Project Ploughshares Program Officer Cesar Jaramillo posed the following questions to Yousaf Butt, a nuclear physicist who has written extensively on the subject of Iran’s nuclear program. Dr. Butt is director of the Emerging Technologies Program at the Cultural Intelligence Institute, a non-profit headquartered in MacLean, Va., dedicated to promoting fact-based cultural awareness among individuals, institutions, and governments. The views expressed here are his own.

 

CJ: Let’s start with the basics: is it accurate to speak of Iran’s “nuclear weapons program,” as some public figures and news organizations have done?

 

YB: No, there is no known Iranian nuclear weapons program. Western intelligence agencies confirm this. A research-level effort prior to 2003 may have examined some aspects of nuclear weapons, but even that was not a bomb factory.

 

CJ: Are there legitimate concerns about the possible diversion of nuclear material by Iran to produce nuclear weapons?

 

YB: As nuclear technology is dual use there are always such concerns, as there are with several other nations. But the IAEA monitors the inventory of such nuclear material and has confirmed the non-diversion of declared nuclear material consistent with Iran’s Safeguards Agreement.

 

CJ: Is Iran in violation of its NPT obligations by enriching uranium below 20 per cent? Is there a ‘red line’ beyond which it would become clear that it has chosen to pursue nuclear weapons?

 

YB: Iran is not currently in violation of the NPT, and is also, since 2008, abiding by the letter of its safeguards agreement. As long as the IAEA can confirm the non-diversion of nuclear material to weapons uses that is the only legal ‘red-line’.

 

CJ: Who has the primary responsibility to resolve the deadlock over Iran’s nuclear program? Are those with suspicions required to prove that Iran is working to acquire nuclear weapons or should Iran prove that its nuclear program is solely for peaceful purposes?

 

YB: The emphasis should be on trying to get Iran to abide by the voluntary Additional Protocol; as nuclear technology is inherently dual use it is impossible to “prove” things one way or the other.

 

CJ: If Iran’s nuclear program is solely for peaceful purposes, would it not be in its best interest to adhere to the IAEA Additional Protocols?

 

YB: Yes and Iran voluntarily abided by the AP for a few years; most likely, it could be induced to do the same if some of the important sanctions are lifted.

 

CJ: It is often reported that Iran is X months or years away from acquiring a nuclear weapon. In your view, how quickly could Iran develop a nuclear weapon?

 

YB: Such scenarios are purely hypothetical. In the early 1990s  [Israeli Prime Minister] Netanyahu predicted that Iran was only a few years from a bomb. As long as Iran does not have a weapons program it cannot be X months from a bomb.

 

CJ: What other countries have nuclear capabilities similar to Iran’s?   

 

YB: Brazil, Argentina, Japan are all examples of nations that have similar or even more developed nuclear technology sectors.

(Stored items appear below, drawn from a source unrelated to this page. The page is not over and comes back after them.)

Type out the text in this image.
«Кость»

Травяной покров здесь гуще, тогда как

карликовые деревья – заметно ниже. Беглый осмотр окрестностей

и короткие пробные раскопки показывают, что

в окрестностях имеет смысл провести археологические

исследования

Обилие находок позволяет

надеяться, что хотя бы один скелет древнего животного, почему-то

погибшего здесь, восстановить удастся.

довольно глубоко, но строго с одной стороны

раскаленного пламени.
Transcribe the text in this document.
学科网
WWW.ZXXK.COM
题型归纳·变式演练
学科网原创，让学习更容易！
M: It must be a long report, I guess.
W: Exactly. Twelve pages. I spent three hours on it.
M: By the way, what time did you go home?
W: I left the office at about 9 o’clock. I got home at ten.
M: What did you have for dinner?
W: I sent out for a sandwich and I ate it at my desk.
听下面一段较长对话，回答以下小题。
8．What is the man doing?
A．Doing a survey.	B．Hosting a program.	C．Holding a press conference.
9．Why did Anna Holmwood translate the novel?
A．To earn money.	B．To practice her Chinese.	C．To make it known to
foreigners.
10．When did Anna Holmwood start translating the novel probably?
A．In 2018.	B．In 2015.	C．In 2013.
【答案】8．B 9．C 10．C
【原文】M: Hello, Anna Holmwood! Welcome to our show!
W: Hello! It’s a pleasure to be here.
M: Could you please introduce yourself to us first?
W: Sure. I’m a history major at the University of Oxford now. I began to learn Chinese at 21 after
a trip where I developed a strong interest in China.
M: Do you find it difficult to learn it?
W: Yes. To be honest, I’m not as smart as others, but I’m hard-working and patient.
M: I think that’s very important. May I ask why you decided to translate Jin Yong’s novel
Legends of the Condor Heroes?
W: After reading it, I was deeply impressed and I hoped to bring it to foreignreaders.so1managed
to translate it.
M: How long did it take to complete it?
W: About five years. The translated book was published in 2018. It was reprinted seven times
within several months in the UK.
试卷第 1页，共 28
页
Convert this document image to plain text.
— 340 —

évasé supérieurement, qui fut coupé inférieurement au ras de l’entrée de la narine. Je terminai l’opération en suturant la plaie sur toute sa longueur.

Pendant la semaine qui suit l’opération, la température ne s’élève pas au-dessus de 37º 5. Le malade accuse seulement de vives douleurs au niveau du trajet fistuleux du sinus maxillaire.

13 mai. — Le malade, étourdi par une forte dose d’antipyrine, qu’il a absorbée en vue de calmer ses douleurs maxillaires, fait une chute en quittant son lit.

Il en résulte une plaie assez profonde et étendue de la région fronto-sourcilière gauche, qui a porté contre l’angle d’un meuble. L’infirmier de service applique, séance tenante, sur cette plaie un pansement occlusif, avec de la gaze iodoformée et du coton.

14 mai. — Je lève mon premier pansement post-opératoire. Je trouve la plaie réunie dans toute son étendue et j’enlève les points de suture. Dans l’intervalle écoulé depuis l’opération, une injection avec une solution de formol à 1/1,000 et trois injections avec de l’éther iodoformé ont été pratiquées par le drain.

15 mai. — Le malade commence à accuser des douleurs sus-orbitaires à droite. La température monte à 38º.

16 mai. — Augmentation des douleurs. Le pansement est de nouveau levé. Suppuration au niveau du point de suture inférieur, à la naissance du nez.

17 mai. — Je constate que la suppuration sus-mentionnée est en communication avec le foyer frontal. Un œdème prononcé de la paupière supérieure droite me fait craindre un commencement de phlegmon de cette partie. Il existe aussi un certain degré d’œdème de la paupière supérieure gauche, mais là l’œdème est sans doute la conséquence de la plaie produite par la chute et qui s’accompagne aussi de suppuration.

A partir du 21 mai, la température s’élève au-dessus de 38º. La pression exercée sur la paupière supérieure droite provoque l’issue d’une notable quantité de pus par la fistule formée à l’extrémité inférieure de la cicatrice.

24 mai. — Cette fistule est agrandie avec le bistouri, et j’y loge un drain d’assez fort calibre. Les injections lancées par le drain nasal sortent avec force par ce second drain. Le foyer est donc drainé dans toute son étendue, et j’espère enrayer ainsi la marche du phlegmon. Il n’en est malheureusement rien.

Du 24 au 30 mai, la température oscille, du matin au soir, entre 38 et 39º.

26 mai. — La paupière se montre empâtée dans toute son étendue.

Brazil and Argentina also do not abide by the AP.

 

CJ: Why do you think efforts to end the stalemate over Iran’s nuclear program have been largely unsuccessful?

 

YB: Mainly because there has been reluctance to offer significant sanctions relief.

 

CJ: Are chances of progress in negotiation better under recently elected President Hasan Rouhani? 

 

YB: I remain hopeful, but honestly doubt that the situation will be resolved, since the reluctance to lift sanctions is a problem in the Western polity.

 

CJ: The imposition of sanctions against Iran has been a key strategy of both the UN Security Council and the United States. How effective is it?

 

YB: It does not appear to have made a big difference in Iran’s nuclear technology development, but has punished the common people. It has also enriched the black-market profiteers and the [Army of the Guardians of the Islamic Revolution].

 

CJ: In your view, does Iran’s nuclear program currently constitute a credible security threat for Israel or the United States?

 

YB: As Iran’s current nuclear program does not have a weapons component, it is not a threat. But all efforts—such as lifting of sanctions—should be made to persuade Iran to ratify the AP.